The CDC says that it receives little data on variants from the states every year, leading it to have ‘low confidence’ in the estimates, but it warns that the variant is likely causing an increasing proportion of infections.

The agency’s wastewater estimates are based on reports from hundreds of sites across the US that analyze the water for signs of Covid.

An increase or decrease indicates more or fewer people, respectively, are shedding the virus, suggesting infections are rising or falling.

XFG was first detected in January in Southeast Asia and was found in the US two months later.

In May, it accounted for just three percent of Covid infections in the US. But as of September 9, it made up 80 percent of US Covid cases.

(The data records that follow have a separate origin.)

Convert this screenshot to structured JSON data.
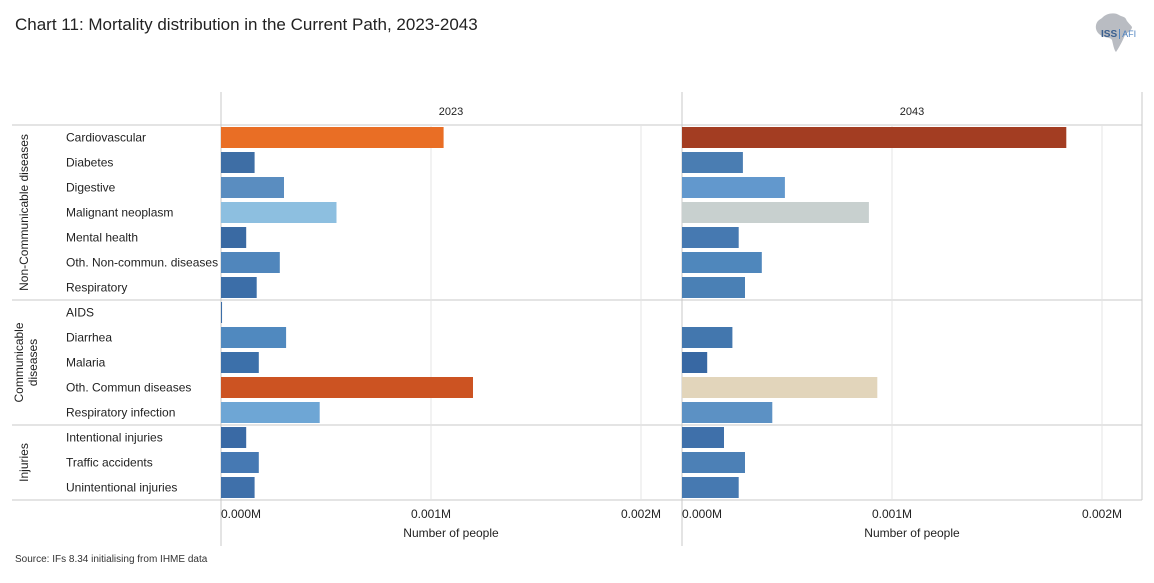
{
  "title": "Chart 11: Mortality distribution in the Current Path, 2023-2043",
  "source": "Source: IFs 8.34 initialising from IHME data",
  "logo": {
    "text": "ISS",
    "sub": "AFI",
    "icon": "africa-map-icon"
  },
  "chart_data": {
    "type": "bar",
    "orientation": "horizontal",
    "xlabel": "Number of people",
    "xlim": [
      0,
      0.0021
    ],
    "xticks": [
      0,
      0.001,
      0.002
    ],
    "xtick_labels": [
      "0.000M",
      "0.001M",
      "0.002M"
    ],
    "grid": true,
    "groups": [
      {
        "name": "Non-Communicable diseases",
        "label_lines": [
          "Non-Communicable diseases"
        ],
        "categories": [
          "Cardiovascular",
          "Diabetes",
          "Digestive",
          "Malignant neoplasm",
          "Mental health",
          "Oth. Non-commun. diseases",
          "Respiratory"
        ]
      },
      {
        "name": "Communicable diseases",
        "label_lines": [
          "Communicable",
          "diseases"
        ],
        "categories": [
          "AIDS",
          "Diarrhea",
          "Malaria",
          "Oth. Commun diseases",
          "Respiratory infection"
        ]
      },
      {
        "name": "Injuries",
        "label_lines": [
          "Injuries"
        ],
        "categories": [
          "Intentional injuries",
          "Traffic accidents",
          "Unintentional injuries"
        ]
      }
    ],
    "panels": [
      {
        "name": "2023",
        "values": [
          0.00106,
          0.00016,
          0.0003,
          0.00055,
          0.00012,
          0.00028,
          0.00017,
          5e-06,
          0.00031,
          0.00018,
          0.0012,
          0.00047,
          0.00012,
          0.00018,
          0.00016
        ],
        "colors": [
          "#e96e25",
          "#3e6ea5",
          "#5a8dc0",
          "#8dbfe0",
          "#3a6aa3",
          "#5086bc",
          "#3c6ea8",
          "#3c6ea8",
          "#5089bf",
          "#3c70aa",
          "#cc5322",
          "#6ea6d5",
          "#3a6aa5",
          "#4679b3",
          "#3f70aa"
        ]
      },
      {
        "name": "2043",
        "values": [
          0.00183,
          0.00029,
          0.00049,
          0.00089,
          0.00027,
          0.00038,
          0.0003,
          0.0,
          0.00024,
          0.00012,
          0.00093,
          0.00043,
          0.0002,
          0.0003,
          0.00027
        ],
        "colors": [
          "#a33d22",
          "#4a7db2",
          "#6298cd",
          "#c8d0cf",
          "#4679b1",
          "#4f87bc",
          "#4a80b5",
          "#4a80b5",
          "#4377ae",
          "#3868a3",
          "#e2d5bb",
          "#5c91c4",
          "#3f70aa",
          "#4c80b6",
          "#4679b1"
        ]
      }
    ]
  }
}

The above map shows Covid wastewater levels in the US

The above map shows Covid wastewater levels in the US

The UKHSA advises anyone with symptoms to stay at home if possible and avoid contact with vulnerable people. Those who must go out are urged to wear a face covering.

It advised: ‘If you have symptoms of a respiratory infection, such as Covid-19, and you have a high temperature or do not feel well enough to go to work or carry out normal activities, you should avoid contact with vulnerable people and stay at home if possible.’

People over 75, those with weakened immune systems and care home residents are eligible for the winter Covid booster, available on the NHS app, online, or at walk-in centers.

Pregnant women and children are also invited for vaccination, and toddlers can this year get a flu spray at community pharmacies. 

The rise in cases comes just days after a controversial South Korean study claimed Covid vaccines ‘might raise the risk of cancer’. 

Published in Biomarker Research, it failed to explain how the jabs could trigger the disease.

Experts dismissed the findings as ‘superficially alarming’, warning the conclusions were hugely overblown. Scientists have repeatedly said there is no credible evidence that Covid vaccines interfere with tumor suppressors or fuel cancer growth.

It follows Reform UK distancing itself from cardiologist Dr Aseem Malhotra, an adviser to US presidential hopeful Robert F Kennedy Jr, after he suggested at the party’s conference that Covid vaccines were linked to the cancers of the King and Princess of Wales.